Propagating the sun coral Tubastraea diaphana: a non-photosynthetic species grown by colony budding and dependent on regular zooplankton target feeding.

Overview

Tubastraea diaphana is one of the sun corals in the genus Tubastraea, large-polyp stony corals with hard, non-reef-building skeletons whose polyp colours span yellow and orange shades. Like all members of the genus it is azooxanthellate, lacking symbiotic zooxanthellae and extending long tentacles at night to catch passing zooplankton, with large polyps that can take relatively large prey.

Reproductive Mode

Tubastraea species reproduce both sexually, by releasing planula larvae, and asexually. The genus spreads by budding and by forming runners that can extend over 10 cm per year, generating new polyps next to the parent colony.

Fragging / Asexual Propagation

Propagation uses this asexual budding. As the colony grows and adds polyps, daughter polyps or colony sections are separated and remounted onto rubble or plugs; larvae that settle nearby in the wild typically do so within about a metre of the parent and can likewise be grown on.

  • Let the colony bud and add polyps.
  • Detach daughter polyps or a section of colony.
  • Mount each piece onto rubble or a plug.
  • Target-feed every piece until established.
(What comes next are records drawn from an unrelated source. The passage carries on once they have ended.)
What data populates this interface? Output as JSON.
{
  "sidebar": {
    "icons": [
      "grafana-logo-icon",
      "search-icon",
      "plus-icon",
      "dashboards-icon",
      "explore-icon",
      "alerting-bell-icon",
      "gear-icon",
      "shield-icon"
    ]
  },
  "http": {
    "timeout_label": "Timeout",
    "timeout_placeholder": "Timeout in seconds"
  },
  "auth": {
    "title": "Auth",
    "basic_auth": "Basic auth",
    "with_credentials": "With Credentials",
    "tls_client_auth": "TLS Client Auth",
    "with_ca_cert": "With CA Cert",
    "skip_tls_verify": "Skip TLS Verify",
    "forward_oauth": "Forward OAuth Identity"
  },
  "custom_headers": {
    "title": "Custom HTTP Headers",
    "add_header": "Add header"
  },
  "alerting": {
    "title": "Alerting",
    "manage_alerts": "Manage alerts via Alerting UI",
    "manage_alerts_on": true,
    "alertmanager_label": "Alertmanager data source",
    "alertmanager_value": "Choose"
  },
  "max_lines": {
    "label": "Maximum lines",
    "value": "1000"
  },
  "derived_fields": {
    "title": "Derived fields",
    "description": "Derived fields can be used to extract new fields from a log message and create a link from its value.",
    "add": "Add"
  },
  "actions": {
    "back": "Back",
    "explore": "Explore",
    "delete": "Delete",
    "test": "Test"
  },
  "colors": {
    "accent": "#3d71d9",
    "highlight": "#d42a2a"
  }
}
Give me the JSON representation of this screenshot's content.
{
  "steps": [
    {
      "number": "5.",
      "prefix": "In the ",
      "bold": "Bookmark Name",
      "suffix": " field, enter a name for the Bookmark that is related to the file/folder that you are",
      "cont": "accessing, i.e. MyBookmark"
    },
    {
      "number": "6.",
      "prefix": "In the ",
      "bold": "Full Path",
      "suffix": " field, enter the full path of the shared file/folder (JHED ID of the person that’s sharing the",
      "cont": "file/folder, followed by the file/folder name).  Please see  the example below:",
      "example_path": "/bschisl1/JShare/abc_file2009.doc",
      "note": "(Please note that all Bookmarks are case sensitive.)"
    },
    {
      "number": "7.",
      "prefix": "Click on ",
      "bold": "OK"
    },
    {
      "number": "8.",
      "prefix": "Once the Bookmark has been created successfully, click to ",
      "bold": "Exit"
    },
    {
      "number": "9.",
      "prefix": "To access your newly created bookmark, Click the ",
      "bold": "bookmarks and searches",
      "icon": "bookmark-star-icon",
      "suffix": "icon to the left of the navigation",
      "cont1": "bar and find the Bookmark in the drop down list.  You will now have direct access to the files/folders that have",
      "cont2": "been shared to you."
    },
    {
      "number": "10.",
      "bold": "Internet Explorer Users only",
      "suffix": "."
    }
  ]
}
Feeding & Conditions for Propagation

Sun corals accept foods such as frozen mysis shrimp. Feeding every other day is sufficient for survival, while daily feeding enables faster growth, which speeds the build-up of new frags. Each polyp is target-fed because the coral draws nothing from light.

Sexual Reproduction

Sexual reproduction in Tubastraea produces planula larvae that can survive up to about two weeks; it has been recorded in spring, summer and winter. As with its relatives, aquarium propagation relies on asexual division rather than larval rearing.

Common Challenges

Starvation is the central risk: a sun coral that is not target-fed consistently will decline. Sun corals are regarded as relatively easy among non-photosynthetic corals, but only where the feeding routine is kept up and the resulting nutrients are exported.